More overseas orders followed, with engines for South Africa and South America. The Engineer journal in 1883 carried a photograph of a Neilson 4-6-0 with Joy valve gear produced for the Cape Government Railways.

==Turn of the 20th century==
In 1884, Neilson left to form a new company, the Clyde Locomotive Company; although Reid became the sole owner of Neilson & Co., it was not until 1898 that the company changed its name to Neilson, Reid and Company.

However, by this time, intense competition from United States meant that small companies were unable to survive. There was a need for amalgamation, and in 1903 Neilson Reid combined with Dübs and Company and Sharp, Stewart and Company to form the North British Locomotive Company, the largest locomotive company in the world outside the United States.

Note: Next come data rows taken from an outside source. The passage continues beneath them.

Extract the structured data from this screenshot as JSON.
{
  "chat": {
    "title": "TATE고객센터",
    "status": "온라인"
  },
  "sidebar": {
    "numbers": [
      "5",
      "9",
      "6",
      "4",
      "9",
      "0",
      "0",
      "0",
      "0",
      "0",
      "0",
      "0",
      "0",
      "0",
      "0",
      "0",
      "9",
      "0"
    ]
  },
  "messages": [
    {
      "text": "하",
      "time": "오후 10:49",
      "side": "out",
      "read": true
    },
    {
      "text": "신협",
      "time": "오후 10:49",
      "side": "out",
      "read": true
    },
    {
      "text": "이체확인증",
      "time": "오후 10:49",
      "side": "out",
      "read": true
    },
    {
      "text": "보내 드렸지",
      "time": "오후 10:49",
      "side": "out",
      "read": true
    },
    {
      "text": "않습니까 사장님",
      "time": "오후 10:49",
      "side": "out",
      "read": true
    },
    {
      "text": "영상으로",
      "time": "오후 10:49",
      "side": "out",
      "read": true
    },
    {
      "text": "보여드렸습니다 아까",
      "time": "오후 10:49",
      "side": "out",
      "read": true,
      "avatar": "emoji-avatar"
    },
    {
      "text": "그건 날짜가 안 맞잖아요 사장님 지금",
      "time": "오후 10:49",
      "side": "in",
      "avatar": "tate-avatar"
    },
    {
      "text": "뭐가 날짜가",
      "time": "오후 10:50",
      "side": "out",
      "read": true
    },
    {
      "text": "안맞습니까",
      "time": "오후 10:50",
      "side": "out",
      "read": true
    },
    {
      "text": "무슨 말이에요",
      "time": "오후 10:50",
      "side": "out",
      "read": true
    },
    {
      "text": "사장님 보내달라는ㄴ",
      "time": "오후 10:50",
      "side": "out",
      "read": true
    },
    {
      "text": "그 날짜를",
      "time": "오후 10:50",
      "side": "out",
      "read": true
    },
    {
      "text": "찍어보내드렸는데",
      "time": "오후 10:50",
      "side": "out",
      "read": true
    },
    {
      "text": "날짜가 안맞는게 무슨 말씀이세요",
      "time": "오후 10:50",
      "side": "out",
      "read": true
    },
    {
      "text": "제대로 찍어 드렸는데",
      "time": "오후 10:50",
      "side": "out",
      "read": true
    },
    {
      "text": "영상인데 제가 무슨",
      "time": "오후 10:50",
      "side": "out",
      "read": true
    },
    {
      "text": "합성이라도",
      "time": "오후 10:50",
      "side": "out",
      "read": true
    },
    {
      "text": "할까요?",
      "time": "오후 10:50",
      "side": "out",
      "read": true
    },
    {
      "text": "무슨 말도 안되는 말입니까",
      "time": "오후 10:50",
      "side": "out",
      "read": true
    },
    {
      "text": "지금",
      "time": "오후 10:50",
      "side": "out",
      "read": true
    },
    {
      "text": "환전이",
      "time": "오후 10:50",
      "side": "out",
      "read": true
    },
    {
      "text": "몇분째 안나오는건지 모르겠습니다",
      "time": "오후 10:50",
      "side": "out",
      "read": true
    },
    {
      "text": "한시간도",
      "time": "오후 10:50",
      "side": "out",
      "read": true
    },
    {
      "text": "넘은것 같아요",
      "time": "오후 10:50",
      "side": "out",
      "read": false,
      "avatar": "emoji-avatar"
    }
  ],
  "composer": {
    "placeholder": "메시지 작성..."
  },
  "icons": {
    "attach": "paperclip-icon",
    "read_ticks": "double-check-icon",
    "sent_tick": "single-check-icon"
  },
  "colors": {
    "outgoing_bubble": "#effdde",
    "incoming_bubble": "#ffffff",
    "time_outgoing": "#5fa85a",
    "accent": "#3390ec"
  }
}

==Preserved Neilson engines==

=== Argentina ===
General Urquiza Railway

• 3804 1888 FCNEA #5, FCNGU #66. 2-6-0+4 “San Martín” Preserved at Cerrito, province of Entre Ríos.

• 3854 1888 FCNEA #11, FCNGU #68. 2-6-0+4 “Yatay” Preserved on restoration at Ferroclub Argentino, province of Buenos Aires.

• 3864 1890 FCNEA #21, FCNGU #36. 0-6-0+4 “Itatí” Preserved at Liniers Club APDFA, Ciudad Autónoma de Buenos Aires.

• 3870 1890 FCNEA #27, FCNGU #41. 0-6-0+4 “Monte Caseros” Preserved on work at Ferroclub Argentino, province of Buenos Aires.

• 3872 1890 FCNEA #29, FCNGU #43. 0-6-0+4 “Juarez Celman” Preserved at Basavilbaso, province of Entre Ríos.

• 3873 1890 FCNEA #30, FCNGU #44. 0-6-0+4 “Sarmiento” Preserved at Oro Verde, province of Entre Ríos.

===Australia===
- The Workshops, Ipswich 0-4-2 No 1170 of 1865 Queensland A10 Neilson class locomotive
- The Workshops, Ipswich 0-4-2 No 1214 of 1866 Queensland A10 Neilson class locomotive
- Rail Heritage WA 0-6-0T No 3631 of 1888 WAGR H class

===Finland===
- Finnish Railway Museum at Hyvinkaa 0-6-0 Finnish Steam Locomotive Class C1 No 1427 of 1869

===Ireland===
- GNR(I) Q class 4-4-0 No. 131 (works number 5727) of 1901, preserved at Railway Preservation Society of Ireland

===New Zealand===
- Ferrymead Railway – "Peveril" No. 1692 of 1872 (F13)
- Silver Stream Railway – No. 1847 of 1874 (D143)
- Pleasant Point Railway – No. 2306 of 1878 (D16)
- Helensville Railway Station – No. 2563 of 1880 (D170)
- Lumsden Heritage Trust – No. 2564 of 1880 (D6)
- Kaitaia Township – No. 2565 of 1880 (D221)
- Bush Tramway Club – No. 3751 of 1888 (F216)

Neilson and Company supplied the first (F13 of 1872) and last (F216 of 1888) members of the 88-strong New Zealand Railways F class. Six builders supplied F class engines between the arrivals of F13 and F216.

===United Kingdom===

- GER Class 209 0-4-0ST No. 229 (works number 2119) of 1876, returned to steam in 2025 after ovehaul at The Flour Mill, Gloucestershire
- 0-4-0ST (works number 2203) of 1876, preserved at the Scottish Railway Preservation Society
- 0-4-0ST (works number 2937) of 1882, preserved at Chasewater Railway
- LSWR 415 class 4-4-2T No. 488 (works number 3209) of 1885, preserved at the Bluebell Railway
- Caledonian Railway Single 4-2-2 No. 123 (works number 3553) of 1886, preserved at the Riverside Museum
- NBR C Class 0-6-0 No. 673 'Maude' (works number 4392) of 1891, preserved at the Bo'ness and Kinneil Railway
- Beckton Gas Works 0-4-0WT No. 1 (works number 4444) of 1892, awaiting sale at Preston Services, Kent
- Beckton Gas Works 0-4-0ST No. 25 (works number 5087) of 1896, preserved at Bressingham Steam and Gardens
- Taff Vale Railway O2 class 0-6-2T No. 85 (works number 5408) of 1899, preserved on the Keighley and Worth Valley Railway

==Hyde Park Locomotive Works F.C.==

In 1876, the company founded an association football club, called the Hyde Park Locomotive Works, playing in red and white 2 inch hoops. The club entered the 1876–77 Scottish Cup and lost in the first round, 2–1 at home to Crosshill, the club's goal scored by Watt.

The club entered for the following year's competition, and was drawn to play Blackfriars of Parkhead, but the club had already broken up, its last noted fixture being against Petershill in January 1877.

==Fiction==
A character in The Railway Series by the Rev. W. Awdry is based on a Neilson prototype. Neil is a 'box tank' locomotive, who worked on the Sodor & Mainland Railway between 1853 and 1901.